Le nomadisme marin

Publié le par Grassineau Benjamin


De nos jours, c'est un fait, la voile renvoie une image franchement sérieuse. Faire de la voile, c'est faire partie d'une classe aisée, c'est se la jouer, faire de la compète, épater la galerie. J'aimerais montrer ici qu'on peut en fait faire de la voile de manière totalement différente. Que la voile est par essence un truc de hippies, de beatniks, de gitans des mers et que là est sa vraie vocation.

Le nomadisme marin a une longue histoire. Rien de surprenant. Etre nomade a longtemps été le propre de l'homme (sur ce sujet, voir Jacques Attali, l'homme nomade). En plus, le nomadisme convient parfaitement aux besoins de l'être humain. Par exemple, selon Marshall Sahlins, un anthropologue, la pénurie et la pauvreté sont des inventions modernes, propres aux civilisations sédentaires. Là où on croit avoir fait un bond en avant avec notre soi-disant civilisation du progrès - je dirais plutôt, civilisation du sous-développement chronique - on s'aperçoit que nos conditions de vie ont en fait empiré.

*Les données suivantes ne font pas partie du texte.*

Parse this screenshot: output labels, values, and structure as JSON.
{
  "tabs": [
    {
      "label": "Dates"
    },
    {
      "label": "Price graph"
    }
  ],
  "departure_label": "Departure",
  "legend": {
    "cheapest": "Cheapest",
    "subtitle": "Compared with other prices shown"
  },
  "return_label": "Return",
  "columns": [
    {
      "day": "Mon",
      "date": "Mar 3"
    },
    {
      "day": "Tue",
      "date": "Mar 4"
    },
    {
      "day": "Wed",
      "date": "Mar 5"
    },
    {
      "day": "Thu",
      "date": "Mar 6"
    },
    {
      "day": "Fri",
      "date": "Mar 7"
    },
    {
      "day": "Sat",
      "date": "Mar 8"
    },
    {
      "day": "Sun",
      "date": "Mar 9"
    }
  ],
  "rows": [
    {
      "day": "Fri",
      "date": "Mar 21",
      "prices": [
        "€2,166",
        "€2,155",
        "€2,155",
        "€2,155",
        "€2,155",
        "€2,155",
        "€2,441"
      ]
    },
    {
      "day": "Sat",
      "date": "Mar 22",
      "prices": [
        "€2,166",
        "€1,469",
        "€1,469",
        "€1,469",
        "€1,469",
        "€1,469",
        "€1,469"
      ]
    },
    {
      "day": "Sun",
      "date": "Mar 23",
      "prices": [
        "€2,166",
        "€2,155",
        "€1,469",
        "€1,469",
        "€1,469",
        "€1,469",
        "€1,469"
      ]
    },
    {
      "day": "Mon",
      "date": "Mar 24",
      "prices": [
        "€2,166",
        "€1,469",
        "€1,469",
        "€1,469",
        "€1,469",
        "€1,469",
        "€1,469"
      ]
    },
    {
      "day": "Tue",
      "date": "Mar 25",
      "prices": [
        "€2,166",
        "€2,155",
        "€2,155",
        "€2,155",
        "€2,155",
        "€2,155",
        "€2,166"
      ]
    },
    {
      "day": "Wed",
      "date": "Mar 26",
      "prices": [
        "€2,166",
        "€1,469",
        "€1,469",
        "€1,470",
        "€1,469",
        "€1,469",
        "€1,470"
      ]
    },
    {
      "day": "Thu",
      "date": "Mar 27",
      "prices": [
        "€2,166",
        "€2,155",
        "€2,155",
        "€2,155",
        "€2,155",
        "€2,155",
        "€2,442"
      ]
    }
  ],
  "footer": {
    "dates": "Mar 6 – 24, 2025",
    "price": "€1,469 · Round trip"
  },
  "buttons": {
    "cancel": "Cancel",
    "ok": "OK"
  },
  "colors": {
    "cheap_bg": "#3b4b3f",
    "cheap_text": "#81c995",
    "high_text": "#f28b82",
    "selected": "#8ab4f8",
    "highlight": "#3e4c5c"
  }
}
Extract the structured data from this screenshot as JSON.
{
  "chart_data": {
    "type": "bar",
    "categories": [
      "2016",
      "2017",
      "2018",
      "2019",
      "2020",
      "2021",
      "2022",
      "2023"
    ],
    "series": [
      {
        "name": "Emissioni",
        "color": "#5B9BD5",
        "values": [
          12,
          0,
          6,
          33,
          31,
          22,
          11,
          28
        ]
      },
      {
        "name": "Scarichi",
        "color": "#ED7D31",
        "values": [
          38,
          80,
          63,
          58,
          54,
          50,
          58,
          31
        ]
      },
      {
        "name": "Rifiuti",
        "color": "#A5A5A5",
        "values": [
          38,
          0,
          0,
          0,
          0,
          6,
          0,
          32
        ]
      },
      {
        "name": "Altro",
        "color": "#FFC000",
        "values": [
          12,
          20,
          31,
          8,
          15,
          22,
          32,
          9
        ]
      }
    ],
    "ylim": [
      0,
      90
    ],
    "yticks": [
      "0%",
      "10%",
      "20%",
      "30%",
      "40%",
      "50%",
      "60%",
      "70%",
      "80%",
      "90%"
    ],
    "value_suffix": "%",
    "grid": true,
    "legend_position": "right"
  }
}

Commençons donc par le commencement. Le nomadisme n'est pas une tare, c'est un mode de vie hautement civilisé. Nettement plus que cette civilisation du vide où l'on part en vacances comme des moutons sans que cela n'ait aucune signification, ou de cette civilisation où on travaille, on lutte, on se bat pour une compétition qui n'a strictement aucun sens. Ou encore, de cette civilisation où on croit dans des mythes politiques, scientifiques ou autres, qui sont tout aussi creux que les mythes de ceux qu'on a appelé des primitifs. Eux avaient leurs totems, leurs rites, nous avons les nôtres. En nous ruant dans des concerts, dans des amphithéâtres d'université, en affirmant fièrement nos goûts pour telle ou telle musique, telle ou telle oeuvre d'art (des nouveaux totems ?), en croyant dans la science moderne, en s'imaginant que ces simulacres de procès ont un sens et veulent dire quelque chose, en idôlatrant Jimi Hendrix, Ségolène Royal ou nos profs de fac, en nous offrant des cadeaux à noël, en nous ruant dans les grandes surfaces, nous sommes des mystiques, des superstitieux et des primitifs. Point, nous n'avons jamais dépassé ce stade.

Prenons donc cette idée comme point de départ. La civilisation nomade vaut largement notre civilisation pseudo-moderne. Nous sommes au pire des sous-modernes.

Partant de ce constat, le nomadisme marin, la voile pourave est une solution d'avenir. C'est une manière de reconsidérer l'existence. Le nomadisme marin est un nomadisme qui libère quelque chose de profondément ancré dans nos fibres. Nous avons besoin de bouger. La signification de nos existences ne se découvre que dans le mouvement. En étant statique, notre représentation du monde s'étiole, nous nous soumettons à l'apparence de l'inéluctable. Nous devenons conservateurs.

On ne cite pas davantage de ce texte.